The A-mission branch of the project (https://github.com/xubowenhaoren/A-Mission) from UW supports confirming sections, along with a bunch of accessibility improvements. If somebody wanted to merge the changes over to master, it would help a lot wrt modifying the in-app dashboard as well.
@shankari thanks ! Yann will have a look at A-mission, of course I'll tell you if we envisage merging this appealing section labeling into master (we'd have to find a budget).
@shankari FYI as there is no budget for improving to complete the labeling feature with indicators taking into account the modes labeled manually by the user, it was decided to remove the labeling feature (at least for a few months), because we think the user won't understand why the (mode, purpose) labels he enters have no effect on the dashboard indicators.
And I have another question, as I've seen that GabrielKS is implementing a "label inference pipeline" : do you have a kind of "functional spec" of what this pipeline will do (on the server and on the app side)? Thanks
@PatGendre I apologize for the delay in responding to your comments about the confirmed_trip
objects, but the CanBikeCO deployments are just starting up, and I was on vacation for a week.
And I have a couple of interns working on improving the labeling by determining common and novel trips. The related issues are: for the analysis: https://github.com/e-mission/e-mission-docs/issues/606 for the system integration: https://github.com/e-mission/e-mission-docs/issues/647
This is a key component of our ongoing work since there is information that we cannot automatically detect - e.g. purpose and replaced mode. So we have to urgently reduce the user labeling burden.
@shankari no problem, it is not an urgent question for us!
Thanks for your reply, I understand better what you intend to do.
If I understand well enough, with what your interns will implement, there will still be the question of labeling modes à trip level while actual mode is at the section level.

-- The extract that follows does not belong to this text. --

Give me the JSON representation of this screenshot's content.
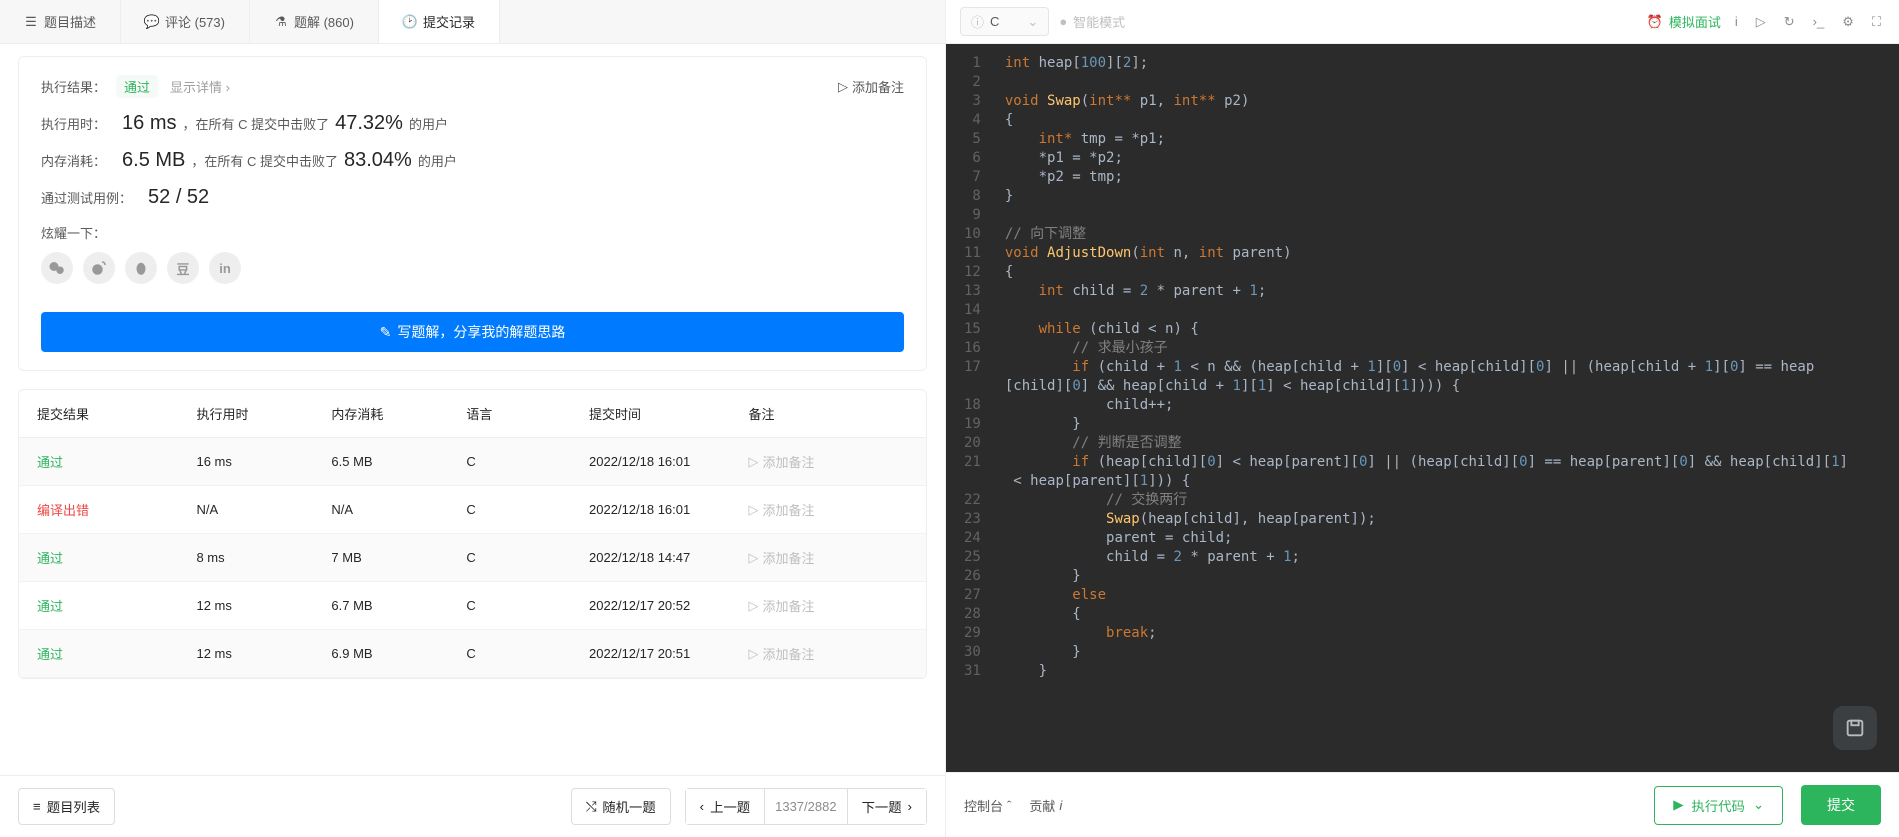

FYI Fouad and Yann worked on clustering stops outside of e-mission in postgis in 2019, so as to produce statistics on frequent places and frequent trips between places, even if we didn't intend to try ML on automatic mode/purpose labeling, it was already interesting.
We would like to do this again with la Rochelle, but rather in a python notebook than in postgis, but (looking at it quickly) I've found the k-means clustering methods of postgis available in shapely for python...
We want to use the transportation mode label to actually impact the metrics shown inside the dashboard.
Since the labels are currently "decoration only", we need to implement some code that e.g. adds an endpoint that will basically do the same as the userMetrics endpoint but use the label as mode of transportation if a label has been applied to that trip.
My question being: in which file would I best start to look for a place to implement this feature?